DA PARÁBOLA DA OVELHA PERDIDA

Os discursos do Mestre de Nazaré, às vezes polissêmicos, portam linguagens sedimentadas. Os sentidos, assim, são preexistentes. Entretanto, nada a ver com convenções sociais. A polissemia, como força deslocadora, surge quando a Verdade se choca com o histórico-social. O dizer de Jesus, Mudando, sedimenta nossa Libertação. Não dissimula, não distorce, não polemiza. Ele é o Saber cujo comando é validado pelo Pai. Afinal, além de parte acessível de Deus, é a sua própria voz.

Certa feita, fariseus e escribas futricavam entre si pelo fato de Cristo receber pecadores. Ensina-lhes então: “Quem é o homem que, tendo cem ovelhas e perdendo uma delas, não deixa no deserto as noventa e nove e não sai em busca da perdida até que venha a achá-la? E, quando a encontra, cheio de júbilo, coloca-a sobre seus ombros e chegando a sua casa convoca amigos e vizinhos dizendo: Alegrai-vos comigo porque já achei minha ovelha perdida”.
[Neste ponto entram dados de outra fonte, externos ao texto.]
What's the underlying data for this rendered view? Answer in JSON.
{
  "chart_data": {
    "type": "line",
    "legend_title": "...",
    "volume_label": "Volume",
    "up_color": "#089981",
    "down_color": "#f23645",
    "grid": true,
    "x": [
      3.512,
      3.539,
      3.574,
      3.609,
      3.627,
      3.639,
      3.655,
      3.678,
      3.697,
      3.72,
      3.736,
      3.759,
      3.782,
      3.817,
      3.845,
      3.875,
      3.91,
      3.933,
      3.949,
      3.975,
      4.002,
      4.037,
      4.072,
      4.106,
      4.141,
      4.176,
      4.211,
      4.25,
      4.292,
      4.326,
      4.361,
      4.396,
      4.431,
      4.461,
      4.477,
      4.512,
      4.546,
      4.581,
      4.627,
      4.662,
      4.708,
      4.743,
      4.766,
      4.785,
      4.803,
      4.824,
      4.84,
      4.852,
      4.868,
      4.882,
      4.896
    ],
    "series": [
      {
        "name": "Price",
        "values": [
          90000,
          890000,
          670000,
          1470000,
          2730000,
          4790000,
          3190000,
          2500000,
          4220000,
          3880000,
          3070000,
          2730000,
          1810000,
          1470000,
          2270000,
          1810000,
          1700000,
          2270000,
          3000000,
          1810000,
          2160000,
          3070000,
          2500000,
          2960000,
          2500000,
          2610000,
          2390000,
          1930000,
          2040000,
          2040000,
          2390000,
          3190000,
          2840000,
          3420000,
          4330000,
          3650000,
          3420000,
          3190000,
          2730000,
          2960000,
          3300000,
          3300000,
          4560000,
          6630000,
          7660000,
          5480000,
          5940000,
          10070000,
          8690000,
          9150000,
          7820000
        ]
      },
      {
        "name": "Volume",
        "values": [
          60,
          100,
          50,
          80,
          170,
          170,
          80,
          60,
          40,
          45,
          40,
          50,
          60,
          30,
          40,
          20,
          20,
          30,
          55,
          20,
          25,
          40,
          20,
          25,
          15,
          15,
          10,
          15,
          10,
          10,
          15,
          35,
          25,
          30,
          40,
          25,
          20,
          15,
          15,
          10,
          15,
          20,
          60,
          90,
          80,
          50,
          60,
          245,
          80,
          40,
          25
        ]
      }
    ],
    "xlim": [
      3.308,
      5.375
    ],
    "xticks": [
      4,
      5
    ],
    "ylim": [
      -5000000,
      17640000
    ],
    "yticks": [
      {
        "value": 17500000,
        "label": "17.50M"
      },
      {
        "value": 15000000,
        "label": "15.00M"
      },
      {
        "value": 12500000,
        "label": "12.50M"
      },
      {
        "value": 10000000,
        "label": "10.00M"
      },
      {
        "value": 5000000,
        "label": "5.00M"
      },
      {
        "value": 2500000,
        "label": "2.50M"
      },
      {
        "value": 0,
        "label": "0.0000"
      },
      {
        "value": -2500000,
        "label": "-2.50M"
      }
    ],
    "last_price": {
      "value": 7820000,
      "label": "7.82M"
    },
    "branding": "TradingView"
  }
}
Quem, antes de tudo, é o rebanho? Ora, não é um número, uma cifra, uma coisa, um objeto. O rebanho, amigo, é o Pastor. De certa forma, ele também foi responsável pela fuga, afinal, não estava atento o suficiente. Agora, uma ovelha corre tremendos perigos.

A rebeldia dela não é um ato de inteligência, não conduz à Vida. Longe do olhar do pastor, talvez possa até vivenciar sensações prazerosas, trilhas iluminadas e balidos sedutores; mas as consequências são desastrosas, a morte espreita sorrateira.

O que se perdeu precisa ser encontrado com urgência, sem demora, já. A vida do próprio Pastor está empenhada. A única verdade é salvar esta ovelha, não se trata de negócio, no fundo, o que move a consciência, aqui, é o Amor, nada mais.

O grande problema é que está em jogo um tipo de desejo cujo fim é a destruição. No dizer de Françoise Dolto, “essa parábola trata de um erro do desejo e não de um desejo de morte”. Dar asas às pulsões, aos tolos, parece atingir o nirvana da libertação. O Mestre, todavia, nos ensina que, desgarrados da Verdade, jamais haverá ordem em nossos Desejos. Nesse infeliz estado, triunfam devaneios, pois, supomos, como a ovelha perdida, marcharmos para ervas raras.

Enfim, aflora, nesta parábola, o alerta quanto nossa responsabilidade. Jesus nos mostra, afirma Dolto, que, não importa onde estejamos, com quem quer que sejamos, qualquer que seja a privação que nos oprime, devemos reencontrar nossa coesão. Quando for reencontrada, nossa alegria se irradiará” – “Alegrai-vos comigo”.